Se da la vuelta y camina, al parecer a la cafetería porque se marcha derecho por el corredor dónde me sugirió ir.
Shonda hace lo mismo, sólo que cada tanto voltea la cabeza para darme una mirada desconfiada.
Después de un largo recorrido ambas desaparecen de mi vista.
Inspiro hondo y lo que hago es mirar a mi alrededor.
Por el ascensor no sube más nadie y tampoco noto el traslado continuo de enfermeros ni doctores.
El corredor es larguísimo. Lo camino de un extremo a otro varias veces, analizando con atención cada puerta numerada que adorna las blancas y pulcras paredes.
La numeración va desde el cien hasta el doscientos. Eso significa que más allá del pasillo hay más cuartos. Cuartos donde seguramente hay pacientes.
Un cosquilleo recorre mi espalda y los nervios comienzan a hacer de las suyas conmigo.
No puedo quedarme quieta entonces me dedico a caminar sin descanso.
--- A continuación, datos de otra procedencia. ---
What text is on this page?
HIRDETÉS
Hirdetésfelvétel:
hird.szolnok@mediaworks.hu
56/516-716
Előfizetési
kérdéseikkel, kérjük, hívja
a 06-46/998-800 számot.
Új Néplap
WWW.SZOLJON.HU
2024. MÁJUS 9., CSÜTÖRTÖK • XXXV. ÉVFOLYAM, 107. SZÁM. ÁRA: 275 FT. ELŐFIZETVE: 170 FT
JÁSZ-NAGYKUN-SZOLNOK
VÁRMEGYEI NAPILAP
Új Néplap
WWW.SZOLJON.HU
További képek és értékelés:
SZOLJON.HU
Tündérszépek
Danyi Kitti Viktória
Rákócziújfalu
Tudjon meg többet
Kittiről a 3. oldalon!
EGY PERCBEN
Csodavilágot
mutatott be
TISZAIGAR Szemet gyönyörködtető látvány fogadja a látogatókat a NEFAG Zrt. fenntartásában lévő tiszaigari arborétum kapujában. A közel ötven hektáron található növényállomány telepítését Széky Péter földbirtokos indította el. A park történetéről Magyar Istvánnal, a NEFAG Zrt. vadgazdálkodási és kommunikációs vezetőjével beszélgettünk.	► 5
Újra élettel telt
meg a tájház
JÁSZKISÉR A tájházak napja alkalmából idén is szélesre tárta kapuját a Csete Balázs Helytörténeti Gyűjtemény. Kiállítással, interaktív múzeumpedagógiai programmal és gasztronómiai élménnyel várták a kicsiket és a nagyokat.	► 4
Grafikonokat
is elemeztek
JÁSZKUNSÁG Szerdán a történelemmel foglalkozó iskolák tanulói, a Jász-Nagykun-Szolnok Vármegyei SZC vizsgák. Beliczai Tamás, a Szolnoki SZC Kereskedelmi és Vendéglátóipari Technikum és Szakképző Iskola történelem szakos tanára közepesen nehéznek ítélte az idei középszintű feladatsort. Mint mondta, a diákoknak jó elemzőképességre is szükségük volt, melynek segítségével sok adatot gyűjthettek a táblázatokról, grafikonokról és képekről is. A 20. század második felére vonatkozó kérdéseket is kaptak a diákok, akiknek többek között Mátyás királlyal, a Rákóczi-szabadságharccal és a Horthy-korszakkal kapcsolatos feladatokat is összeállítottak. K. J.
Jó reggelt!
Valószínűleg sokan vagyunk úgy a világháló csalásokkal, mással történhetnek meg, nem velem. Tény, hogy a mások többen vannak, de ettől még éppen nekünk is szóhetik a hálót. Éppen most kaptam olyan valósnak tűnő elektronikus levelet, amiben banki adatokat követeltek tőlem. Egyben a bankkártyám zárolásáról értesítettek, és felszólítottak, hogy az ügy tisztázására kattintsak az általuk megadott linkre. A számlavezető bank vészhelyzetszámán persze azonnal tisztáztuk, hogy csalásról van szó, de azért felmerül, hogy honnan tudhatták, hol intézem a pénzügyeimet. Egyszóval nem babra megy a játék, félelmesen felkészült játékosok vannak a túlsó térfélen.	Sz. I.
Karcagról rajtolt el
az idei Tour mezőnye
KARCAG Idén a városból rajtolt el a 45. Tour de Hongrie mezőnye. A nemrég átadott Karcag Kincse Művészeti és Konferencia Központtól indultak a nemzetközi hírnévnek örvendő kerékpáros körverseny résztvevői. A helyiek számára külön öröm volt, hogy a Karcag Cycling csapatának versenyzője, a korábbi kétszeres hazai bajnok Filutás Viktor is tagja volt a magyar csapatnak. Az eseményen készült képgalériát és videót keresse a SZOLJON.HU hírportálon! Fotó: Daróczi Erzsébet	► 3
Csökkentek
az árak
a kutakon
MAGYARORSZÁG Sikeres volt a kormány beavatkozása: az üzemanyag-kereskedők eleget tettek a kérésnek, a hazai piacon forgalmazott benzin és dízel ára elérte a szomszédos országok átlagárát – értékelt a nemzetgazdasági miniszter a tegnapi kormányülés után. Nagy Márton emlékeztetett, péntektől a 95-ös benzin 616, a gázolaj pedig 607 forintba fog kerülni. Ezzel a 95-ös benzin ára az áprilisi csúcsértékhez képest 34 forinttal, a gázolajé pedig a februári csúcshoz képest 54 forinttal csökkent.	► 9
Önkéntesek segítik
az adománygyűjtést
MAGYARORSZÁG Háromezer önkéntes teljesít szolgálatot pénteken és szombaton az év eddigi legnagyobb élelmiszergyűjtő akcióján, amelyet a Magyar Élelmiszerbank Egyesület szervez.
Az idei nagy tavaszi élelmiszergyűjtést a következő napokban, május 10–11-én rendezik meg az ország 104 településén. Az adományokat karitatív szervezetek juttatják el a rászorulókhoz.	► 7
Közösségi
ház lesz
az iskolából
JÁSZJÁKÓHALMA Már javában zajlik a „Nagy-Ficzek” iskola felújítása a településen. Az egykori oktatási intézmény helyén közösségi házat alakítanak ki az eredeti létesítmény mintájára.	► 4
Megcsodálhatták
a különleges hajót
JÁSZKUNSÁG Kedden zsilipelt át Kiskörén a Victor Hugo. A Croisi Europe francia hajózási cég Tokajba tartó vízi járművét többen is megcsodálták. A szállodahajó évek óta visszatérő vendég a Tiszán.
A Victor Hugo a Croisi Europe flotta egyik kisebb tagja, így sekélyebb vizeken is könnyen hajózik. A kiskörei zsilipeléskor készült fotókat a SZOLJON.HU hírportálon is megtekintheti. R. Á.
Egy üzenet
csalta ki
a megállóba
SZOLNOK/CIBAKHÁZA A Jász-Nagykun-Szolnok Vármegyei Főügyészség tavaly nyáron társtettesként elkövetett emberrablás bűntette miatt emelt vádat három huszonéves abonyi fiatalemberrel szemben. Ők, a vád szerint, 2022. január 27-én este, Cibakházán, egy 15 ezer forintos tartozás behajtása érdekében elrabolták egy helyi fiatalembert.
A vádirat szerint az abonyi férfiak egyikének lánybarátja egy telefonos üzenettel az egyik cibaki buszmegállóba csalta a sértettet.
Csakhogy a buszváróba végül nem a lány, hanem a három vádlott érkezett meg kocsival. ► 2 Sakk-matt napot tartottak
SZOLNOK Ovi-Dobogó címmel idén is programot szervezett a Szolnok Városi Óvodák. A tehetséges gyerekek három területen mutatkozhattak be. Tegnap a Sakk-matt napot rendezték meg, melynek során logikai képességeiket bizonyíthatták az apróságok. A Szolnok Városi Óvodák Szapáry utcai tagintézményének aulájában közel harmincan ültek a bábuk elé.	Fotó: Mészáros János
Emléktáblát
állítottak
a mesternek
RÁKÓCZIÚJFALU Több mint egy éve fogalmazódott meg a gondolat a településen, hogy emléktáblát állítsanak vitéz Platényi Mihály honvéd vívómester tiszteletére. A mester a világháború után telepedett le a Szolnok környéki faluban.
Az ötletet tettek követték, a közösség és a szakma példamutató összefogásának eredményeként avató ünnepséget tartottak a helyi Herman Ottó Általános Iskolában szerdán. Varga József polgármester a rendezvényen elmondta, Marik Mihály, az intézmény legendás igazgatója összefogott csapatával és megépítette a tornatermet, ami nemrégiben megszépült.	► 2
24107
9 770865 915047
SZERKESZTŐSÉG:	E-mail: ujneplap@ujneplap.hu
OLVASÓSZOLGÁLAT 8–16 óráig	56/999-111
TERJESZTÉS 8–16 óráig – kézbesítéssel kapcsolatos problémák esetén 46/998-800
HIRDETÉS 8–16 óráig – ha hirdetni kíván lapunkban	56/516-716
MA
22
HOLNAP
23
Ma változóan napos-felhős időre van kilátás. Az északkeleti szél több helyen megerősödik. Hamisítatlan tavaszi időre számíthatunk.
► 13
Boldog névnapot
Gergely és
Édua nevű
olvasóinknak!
Cada tanto freno delante de alguna de las puertas y me paro en puntas de pie.
Hay unos pequeños rectángulos con forma de ventana, enmarcados en rejillas. Desde ahí y con esfuerzo puedo curiosear a los pacientes.
Se me encoge el corazón sólo de ver las piernas de todos ellos cubiertas por sábanas blancas.
Lo primero que pienso es en la cantidad de sedantes que habrán de administrarles para dejarlos en ese estado casi momificado.
Y lo segundo es... El frío.
La temperatura es considerablemente baja en relación a lo que en apariencias usan ellos como abrigo de cama.
Definitivamente...
Esto no era lo que me imaginaba.
Y me siento una idiota pero desde mi ingenuidad creí que serían tratados de otra manera.
Creí que intentarían cuidarlos, quererlos, apoyarlos y ayudarles a llevar su realidad paralela de la mejor forma posible.
Pensé que existía gente en el mundo que amaba su profesión con la misma intensidad que yo amo la mía... Pero me equivoqué.
Frotándome los párpados me alejo de la puerta 110.
Voy hasta un mueble y una mesada larga, rectangular de metal.
Todo lo observo con atención porque lo primero que voy a hacer cuando mi turno del día se termine es comunicarle a Ciro lo que está ocurriendo y que debe ser atendido.
Si Harper va a salir de aquí un día para atestiguar contra Jordan y la gente que los Hayden coludieron, las personas que quizá pasan por lo mismo no deben ser olvidadas.
Alguien tiene que hacer algo por ellos. Alguien tiene que demostrarles que no fueron olvidados ni dejados a merced de personas tiranas o insensibles.
Sé que estoy cometiendo una completa locura, que arriesgo mi vida y la integridad de mi familia al haberme metido en este lugar, sin embargo no puedo no involucrarme.
Yo estuve a punto de perder la cordura. Estuve a punto de caer por el precipicio.
Estuve cerca de dejarme llevar por el divague y conseguir la ayuda necesaria impidió que mi mente cruzara la línea.
Todos y cada uno de nosotros somos merecedores de ayuda, no de un trato indigno y repelente.